Le Nike ai piedi, il calzino bianco che spunta dai jeans, il sorriso rilassato riservato alla famiglia, agli amici, quasi sempre nascosto nei weekend di gara nel carrozzone della Formula 1. L’aria seria, austera, negli anni è valsa a quel ragazzo la fama del “Kaiser”, il tedesco programmato per la vittoria, per il lavoro, per il successo a qualunque costo.
Quanto fosse diverso dall’apparenza, dall’agonismo e la foga mostrata in pista, lo sapeva bene chi con lui ha avuto l’occasione di avere a che fare. Dagli uomini dei box, di cui conosceva compleanni, nomi dei figli, gusti e stranezze, alle persone lontane dai flash della Formula 1, quelle della vita vera, mai raggiunta da fotografi e giornalisti.

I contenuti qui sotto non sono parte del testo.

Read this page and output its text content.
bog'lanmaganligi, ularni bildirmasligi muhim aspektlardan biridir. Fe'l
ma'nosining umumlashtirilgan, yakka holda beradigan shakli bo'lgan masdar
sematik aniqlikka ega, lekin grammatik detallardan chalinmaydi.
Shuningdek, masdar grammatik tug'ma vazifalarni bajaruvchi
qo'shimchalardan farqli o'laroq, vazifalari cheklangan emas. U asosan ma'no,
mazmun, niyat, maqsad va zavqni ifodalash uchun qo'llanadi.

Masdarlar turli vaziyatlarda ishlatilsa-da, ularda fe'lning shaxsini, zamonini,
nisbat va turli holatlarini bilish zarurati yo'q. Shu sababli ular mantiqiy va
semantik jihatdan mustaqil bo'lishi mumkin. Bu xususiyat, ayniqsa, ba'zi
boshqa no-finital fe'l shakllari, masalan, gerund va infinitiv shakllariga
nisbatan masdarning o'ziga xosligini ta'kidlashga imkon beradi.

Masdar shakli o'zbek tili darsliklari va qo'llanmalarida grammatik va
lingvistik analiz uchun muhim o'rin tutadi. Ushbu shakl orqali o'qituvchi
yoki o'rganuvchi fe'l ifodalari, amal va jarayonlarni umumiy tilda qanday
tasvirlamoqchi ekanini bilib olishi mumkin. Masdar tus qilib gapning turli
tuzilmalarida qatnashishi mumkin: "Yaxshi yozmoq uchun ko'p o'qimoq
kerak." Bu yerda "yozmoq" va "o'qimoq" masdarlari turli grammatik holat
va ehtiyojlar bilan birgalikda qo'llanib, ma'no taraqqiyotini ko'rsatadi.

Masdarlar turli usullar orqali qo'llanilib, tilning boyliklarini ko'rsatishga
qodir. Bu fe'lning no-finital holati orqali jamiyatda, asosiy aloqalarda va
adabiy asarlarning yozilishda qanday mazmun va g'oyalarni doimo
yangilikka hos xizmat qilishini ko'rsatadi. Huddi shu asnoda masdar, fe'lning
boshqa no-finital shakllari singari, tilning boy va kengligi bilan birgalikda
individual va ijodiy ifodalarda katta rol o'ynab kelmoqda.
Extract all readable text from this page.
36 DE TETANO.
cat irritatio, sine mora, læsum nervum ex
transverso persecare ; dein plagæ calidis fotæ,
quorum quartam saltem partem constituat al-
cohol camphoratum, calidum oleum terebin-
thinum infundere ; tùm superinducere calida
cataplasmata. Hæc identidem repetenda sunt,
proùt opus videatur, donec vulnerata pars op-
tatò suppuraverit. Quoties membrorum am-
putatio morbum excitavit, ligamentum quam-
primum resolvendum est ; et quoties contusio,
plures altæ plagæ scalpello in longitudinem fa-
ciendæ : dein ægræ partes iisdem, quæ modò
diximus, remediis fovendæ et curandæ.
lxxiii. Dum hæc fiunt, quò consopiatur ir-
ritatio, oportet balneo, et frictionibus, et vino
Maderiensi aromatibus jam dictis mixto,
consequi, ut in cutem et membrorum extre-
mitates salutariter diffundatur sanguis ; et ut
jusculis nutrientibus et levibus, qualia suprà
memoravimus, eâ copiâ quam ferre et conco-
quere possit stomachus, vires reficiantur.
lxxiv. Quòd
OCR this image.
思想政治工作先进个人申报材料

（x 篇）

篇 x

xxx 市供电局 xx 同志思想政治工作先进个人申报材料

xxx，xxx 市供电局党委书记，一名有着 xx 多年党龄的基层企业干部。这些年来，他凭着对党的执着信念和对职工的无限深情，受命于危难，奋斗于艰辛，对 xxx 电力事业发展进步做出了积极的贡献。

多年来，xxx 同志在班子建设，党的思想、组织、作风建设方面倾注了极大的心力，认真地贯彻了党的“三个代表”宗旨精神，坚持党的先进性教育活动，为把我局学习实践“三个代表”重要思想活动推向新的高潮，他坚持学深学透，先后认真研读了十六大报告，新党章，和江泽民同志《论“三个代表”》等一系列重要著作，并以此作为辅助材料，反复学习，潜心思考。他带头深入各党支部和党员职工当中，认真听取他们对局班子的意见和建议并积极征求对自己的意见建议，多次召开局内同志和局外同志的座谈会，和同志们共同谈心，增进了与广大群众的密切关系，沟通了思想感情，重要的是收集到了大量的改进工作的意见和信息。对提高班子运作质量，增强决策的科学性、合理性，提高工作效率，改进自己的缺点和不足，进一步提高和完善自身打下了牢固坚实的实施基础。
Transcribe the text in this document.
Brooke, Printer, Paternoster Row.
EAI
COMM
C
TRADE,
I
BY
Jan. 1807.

La vita fatta di Nike ai piedi e pomeriggi passati a giocare con bambini biondissimi, come in una fotografia di fine anni 90. Il tedesco al centro, due bambini biondissimi in braccio. Potrebbero essere i suoi figli, Gina e Mick, ma uno dei due, quello che ribelle non guarda la macchina fotografica, all’obbiettivo restituisce un broncio inconfondibile.
Uno sguardo mai cambiato negli anni, figlio di un atteggiamento, un’indole dell’essere, che forse già possedeva su quell’amaca, in quel pomeriggio di fine anni 90. Tra le braccia di quello che ancora non era un sette volte campione del mondo di Formula 1, c’è un bambino che nell’anno in cui Lewis Hamilton avrebbe potuto battere il record del Kaiser dei sette titoli mondiali, ha strappato la vittoria all’ultimo giro dell’ultima gara del campionato, vincendo il suo primo mondiale: Max Verstappen.
Se le fotografie fossero fatte di emozioni questa probabilmente sarebbe fatta quasi completamente di malinconia, il sentimento che da otto anni inghiotte ogni cosa sia appartenuta al Michael Schumacher che ricordiamo, e non a quello che da qualche parte - protetto e nascosto dalla sua famiglia - vive ancora oggi.
E la malinconia è più forte che mai nel giorno del suo 53esimo compleanno, mentre il mondo fuori dalla finestra della sua stanza festeggia il pilota, il talento, il lavoro e la dedizione di un uomo che non assomiglia più, al Kaiser che ricordiamo.